Ces enfants, dont les pères ne reviendront pas et qui devront grandir sans leur amour,

Ces enfants survivants des bombardements au regard hagard et au visage baigné de larmes,

Ces enfants terrorisés, acheminés vers des hôpitaux de fortune, et qui porteront à jamais dans leur chair les stigmates de la guerre,

Ces enfants déplacés massivement,

Ces enfants subissant des violences sexuelles,

Ces enfants enrôlés de force dans les armées belligérantes,

Ces enfants, victimes des horreurs de la guerre et dont les conséquences physiques et psychologiques affecteront fortement leur développement.

« Il n’y a pas de guerre propre », rappelait un militaire dans un entretien télévisé. Les civils paient toujours un lourd tribut à la guerre, mais ce sont les enfants qui souffrent le plus, car tous leurs droits sont bafoués : droit à la santé, à la nourriture, à l’éducation, mais aussi droit au respect.

Le philosophe a dit : « Le passé doit éclairer l’avenir ». Mais au XXIe siècle, qu’avons-nous retenu des terribles conflits qui ont marqué le XXe siècle ? Du génocide arménien où les enfants ont assisté aux massacres de leurs parents, à la boucherie de 14-18 où des milliers d’enfants ont vu partir leur père, sans parler de la dernière guerre mondiale où des milliers d’enfants ont été exterminés dans les chambres à gaz, et que d’autres ont assisté à l’arrestation de leurs parents. Oui, qu’avons-nous retenu ?

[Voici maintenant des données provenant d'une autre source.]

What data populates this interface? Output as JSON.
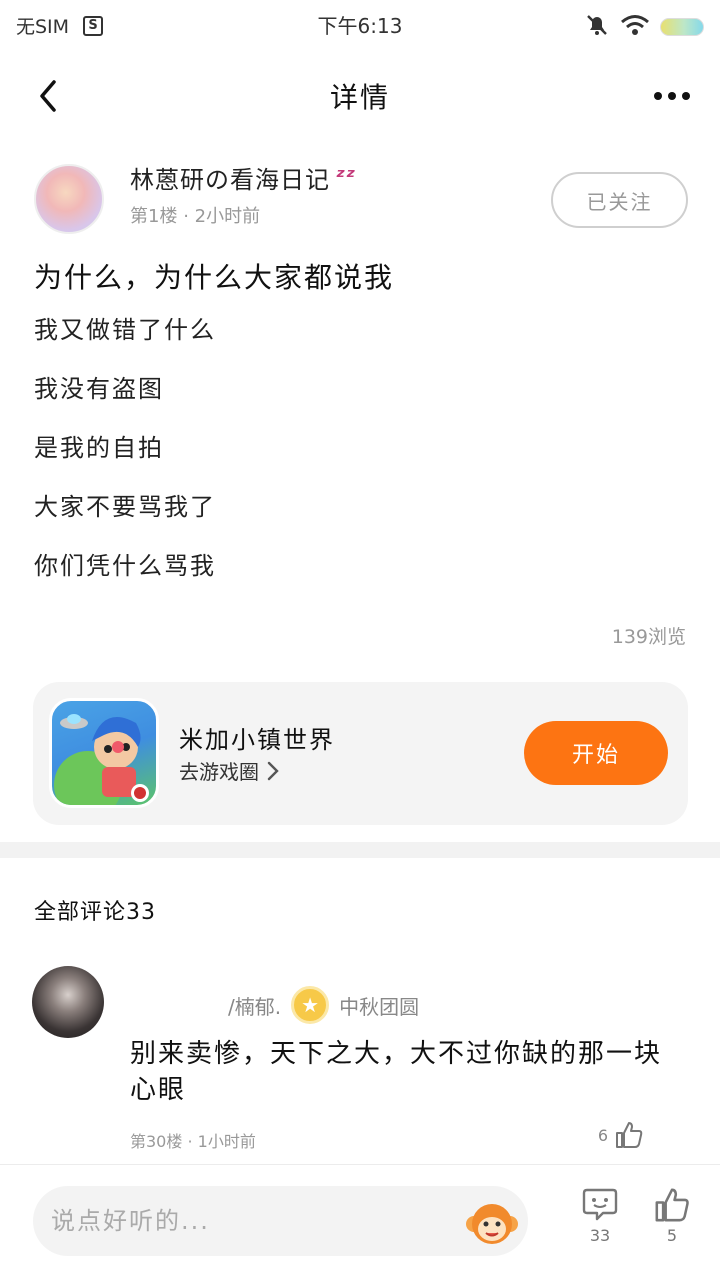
{
  "status_bar": {
    "carrier": "无SIM",
    "time": "下午6:13",
    "sim_icon_letter": "S"
  },
  "header": {
    "title": "详情"
  },
  "post": {
    "author_name": "林蒽研の看海日记",
    "floor": "第1楼",
    "time_ago": "2小时前",
    "follow_label": "已关注",
    "title": "为什么，为什么大家都说我",
    "lines": [
      "我又做错了什么",
      "我没有盗图",
      "是我的自拍",
      "大家不要骂我了",
      "你们凭什么骂我"
    ],
    "views": "139浏览"
  },
  "game_card": {
    "name": "米加小镇世界",
    "link_label": "去游戏圈",
    "start_label": "开始"
  },
  "comments": {
    "header": "全部评论33",
    "items": [
      {
        "user": "/楠郁.",
        "badge_label": "中秋团圆",
        "text": "别来卖惨，天下之大，大不过你缺的那一块心眼",
        "floor": "第30楼",
        "time_ago": "1小时前",
        "likes": "6"
      }
    ]
  },
  "bottom_bar": {
    "input_placeholder": "说点好听的...",
    "comment_count": "33",
    "like_count": "5"
  },
  "colors": {
    "accent": "#fd7412",
    "muted_text": "#999999",
    "card_bg": "#f4f4f4"
  }
}
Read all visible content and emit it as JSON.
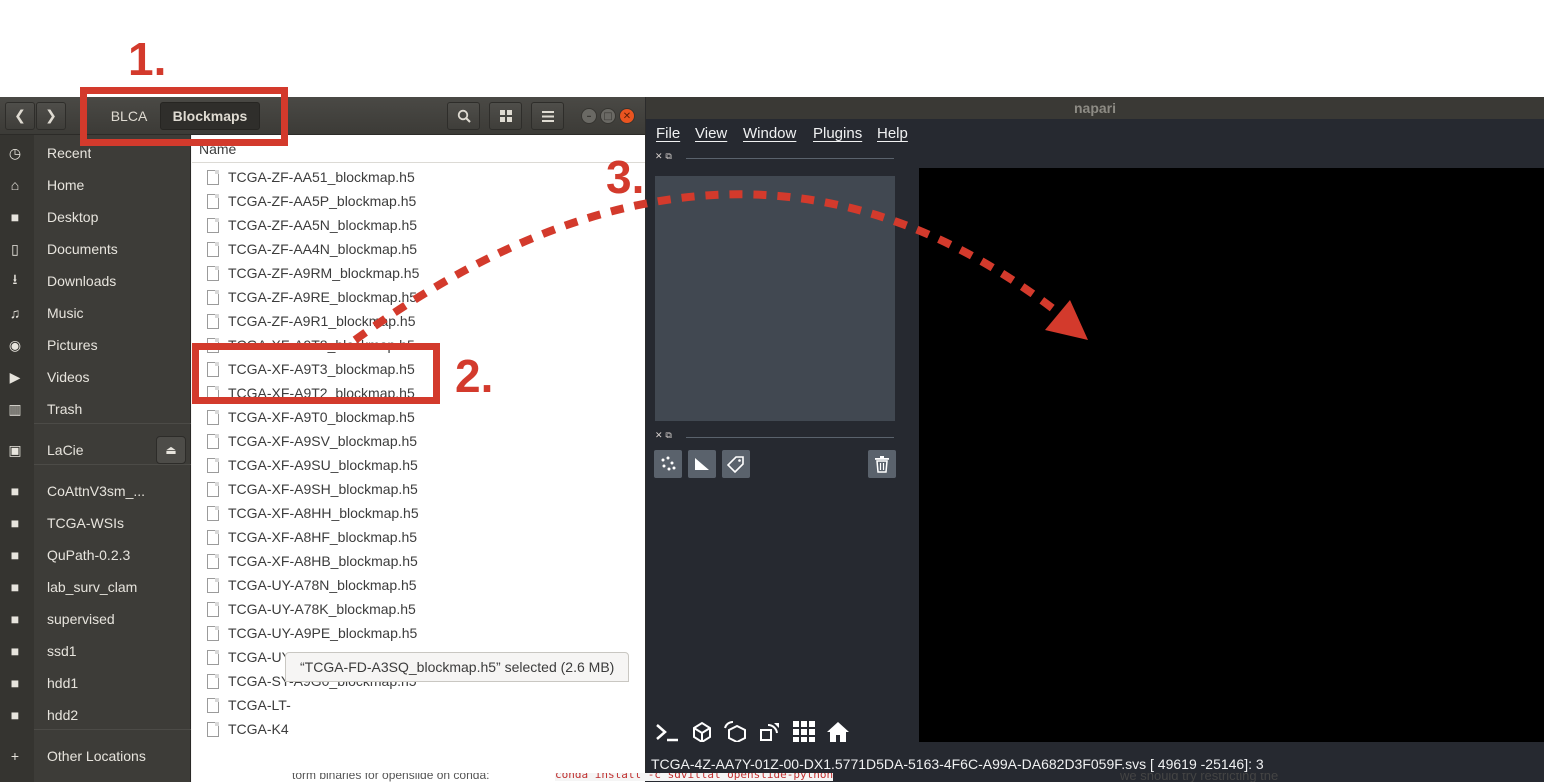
{
  "annotations": {
    "step1": "1.",
    "step2": "2.",
    "step3": "3.",
    "color": "#d33a2c"
  },
  "files": {
    "breadcrumbs": [
      "BLCA",
      "Blockmaps"
    ],
    "column_header": "Name",
    "sidebar": [
      {
        "label": "Recent",
        "icon": "clock-icon"
      },
      {
        "label": "Home",
        "icon": "home-icon"
      },
      {
        "label": "Desktop",
        "icon": "folder-icon"
      },
      {
        "label": "Documents",
        "icon": "document-icon"
      },
      {
        "label": "Downloads",
        "icon": "download-icon"
      },
      {
        "label": "Music",
        "icon": "music-icon"
      },
      {
        "label": "Pictures",
        "icon": "camera-icon"
      },
      {
        "label": "Videos",
        "icon": "video-icon"
      },
      {
        "label": "Trash",
        "icon": "trash-icon"
      },
      {
        "label": "LaCie",
        "icon": "drive-icon"
      },
      {
        "label": "CoAttnV3sm_...",
        "icon": "folder-icon"
      },
      {
        "label": "TCGA-WSIs",
        "icon": "folder-icon"
      },
      {
        "label": "QuPath-0.2.3",
        "icon": "folder-icon"
      },
      {
        "label": "lab_surv_clam",
        "icon": "folder-icon"
      },
      {
        "label": "supervised",
        "icon": "folder-icon"
      },
      {
        "label": "ssd1",
        "icon": "folder-icon"
      },
      {
        "label": "hdd1",
        "icon": "folder-icon"
      },
      {
        "label": "hdd2",
        "icon": "folder-icon"
      },
      {
        "label": "Other Locations",
        "icon": "plus-icon"
      }
    ],
    "rows": [
      "TCGA-ZF-AA51_blockmap.h5",
      "TCGA-ZF-AA5P_blockmap.h5",
      "TCGA-ZF-AA5N_blockmap.h5",
      "TCGA-ZF-AA4N_blockmap.h5",
      "TCGA-ZF-A9RM_blockmap.h5",
      "TCGA-ZF-A9RE_blockmap.h5",
      "TCGA-ZF-A9R1_blockmap.h5",
      "TCGA-XF-A9T8_blockmap.h5",
      "TCGA-XF-A9T3_blockmap.h5",
      "TCGA-XF-A9T2_blockmap.h5",
      "TCGA-XF-A9T0_blockmap.h5",
      "TCGA-XF-A9SV_blockmap.h5",
      "TCGA-XF-A9SU_blockmap.h5",
      "TCGA-XF-A9SH_blockmap.h5",
      "TCGA-XF-A8HH_blockmap.h5",
      "TCGA-XF-A8HF_blockmap.h5",
      "TCGA-XF-A8HB_blockmap.h5",
      "TCGA-UY-A78N_blockmap.h5",
      "TCGA-UY-A78K_blockmap.h5",
      "TCGA-UY-A9PE_blockmap.h5",
      "TCGA-UY-A9PB_blockmap.h5",
      "TCGA-SY-A9G0_blockmap.h5",
      "TCGA-LT-",
      "TCGA-K4"
    ],
    "status": "“TCGA-FD-A3SQ_blockmap.h5” selected  (2.6 MB)"
  },
  "napari": {
    "title": "napari",
    "menu": [
      "File",
      "View",
      "Window",
      "Plugins",
      "Help"
    ],
    "status": "TCGA-4Z-AA7Y-01Z-00-DX1.5771D5DA-5163-4F6C-A99A-DA682D3F059F.svs [ 49619 -25146]: 3"
  },
  "background_text": {
    "left": "torm binaries for openslide on conda:",
    "code": "conda install -c sdvillal openslide-python",
    "right": "we should try restricting the"
  }
}
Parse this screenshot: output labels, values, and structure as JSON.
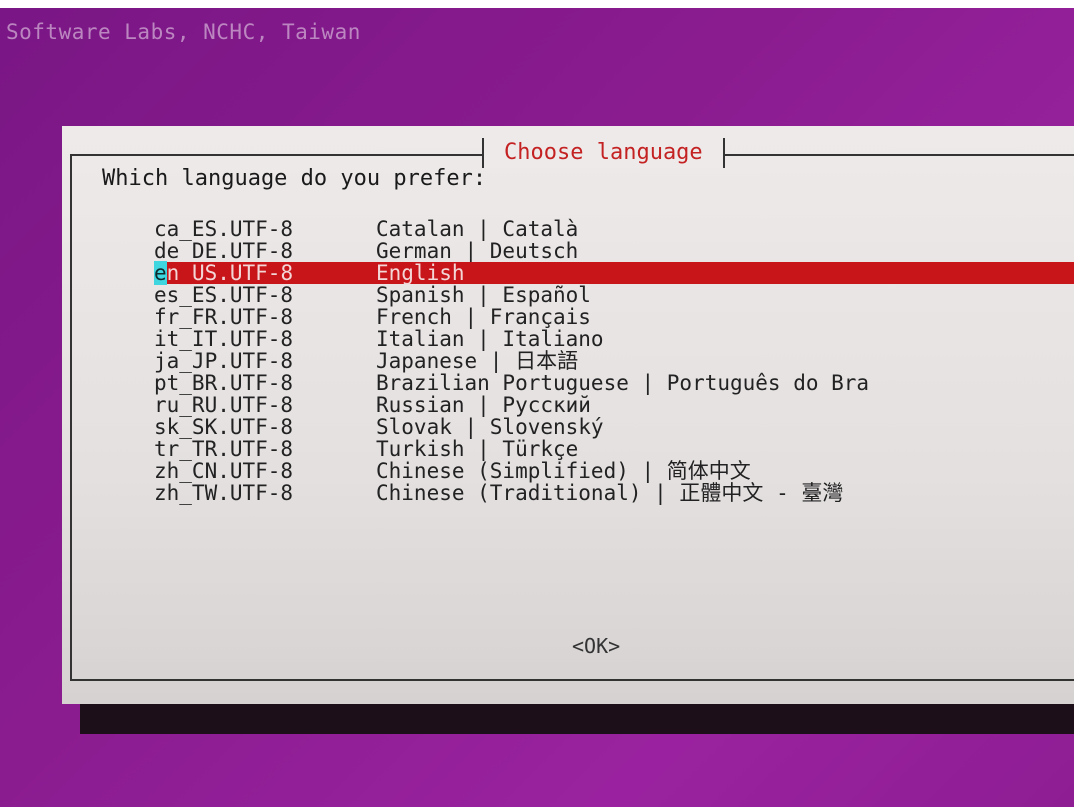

Nul ne guérit de son enfance et le poids sera lourd à porter tout au long de la vie.

Je me souviens d’une confidence de la fille d’un ancien déporté. Elle  avait demandé à sa meilleure amie si son père criait souvent la nuit. Son amie lui répondit : « Mon père ne crie pas, il est gentil ». Elle ignorait à l’époque pourquoi son père faisait des cauchemars toutes les nuits… Comme nous tous, enfants d’anciens déportés, elle a porté seule son fardeau.

Alors, si les dirigeants sont incapables de préserver l’avenir d’enfants qui seront les adultes de demain, que les femmes, qui ont donné la vie, se mobilisent contre la guerre et pour la paix entre les peuples ! Notre devoir n’est-il pas d’assurer un avenir serein à ce que nous avons de plus cher au monde, nos enfants ? Il est de notre responsabilité de faire respecter leur innocence et de les protéger.

Selon un rapport de l’Unicef, l’année 2023 a été une année terrible avec plus de 450 millions d’enfants vivant dans les zones de conflits. Ce chiffre ayant doublé en une décennie ! Pire encore : c’est le chiffre le plus élevé depuis la Seconde Guerre mondiale. Avec l’intensification des affrontements armés, l’année 2024 s’avère bien plus alarmante.

Alors, en 2025, faisons un rêve : souhaitons la fin des conflits permettant ainsi à tous les enfants du monde, sans distinction d’origine, de religion ou de philosophie, de vivre pleinement l’insouciance de leur enfance.